Court: Camp does not have to keep disabled volunteers

? Two women who suffer from muscular dystrophy will no longer be able to volunteer at the summer camp for disabled children that they attended when they were young.

The 10th U.S. Circuit Court of Appeals ruled Friday that the Muscular Dystrophy Assn. doesn’t have to allow volunteers with the disability to work at its Wichita, Kan., camp.

The association’s regulations, which require volunteers to be physically able to “lift and care for a camper,” do not violate the Americans with Disabilities Act, the court ruled.

Gina Bauer and Suzanne Stolz sued the association after they were told they couldn’t volunteer because they couldn’t fulfill the requirements.

The camp, put on by the association, gives children with neuromuscular diseases an opportunity to do things they might not otherwise get to do, such as horseback riding and swimming, the ruling states. These and other activities, such as transferring campers to and from wheelchairs, beds and toilets, require a volunteer to be able to regularly and manually lift the camper.

Bauer and Stolz both attended the Wichita MDA Camp Chihowa as campers from 1981 to 1994. They returned as volunteers each summer until 2003, when new management took over and said it violated policy, according to court documents.

The association had argued that Bauer and Stolz, who both use a power wheelchair at least some of the time, were limited in what they could do as volunteers at the camp and thus spent a great deal of time doing other things, according to the ruling.
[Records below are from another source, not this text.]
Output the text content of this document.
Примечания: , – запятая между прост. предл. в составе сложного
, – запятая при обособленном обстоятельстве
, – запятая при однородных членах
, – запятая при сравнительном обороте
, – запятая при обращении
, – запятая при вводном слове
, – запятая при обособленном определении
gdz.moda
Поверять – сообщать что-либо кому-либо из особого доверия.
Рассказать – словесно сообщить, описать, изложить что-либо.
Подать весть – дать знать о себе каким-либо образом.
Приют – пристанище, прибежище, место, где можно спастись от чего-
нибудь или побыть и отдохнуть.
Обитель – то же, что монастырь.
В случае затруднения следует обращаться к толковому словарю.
Bauer, for example, would go swimming while the campers were taking a break – an activity that required help from two to three people to get her in and out of the pool and one to hold her while she swam.

Messages left at numbers listed for Bauer and Stolz were not immediately returned.

The court ruled that the association’s policies do not amount to unlawful discrimination because the “criteria is necessary to fulfill the primary purpose of the camp and to ensure its safe operation,” the ruling states.

A message left at with the Tucson, Ariz.-based Muscular Dystrophy Association was not immediately returned after hours Friday.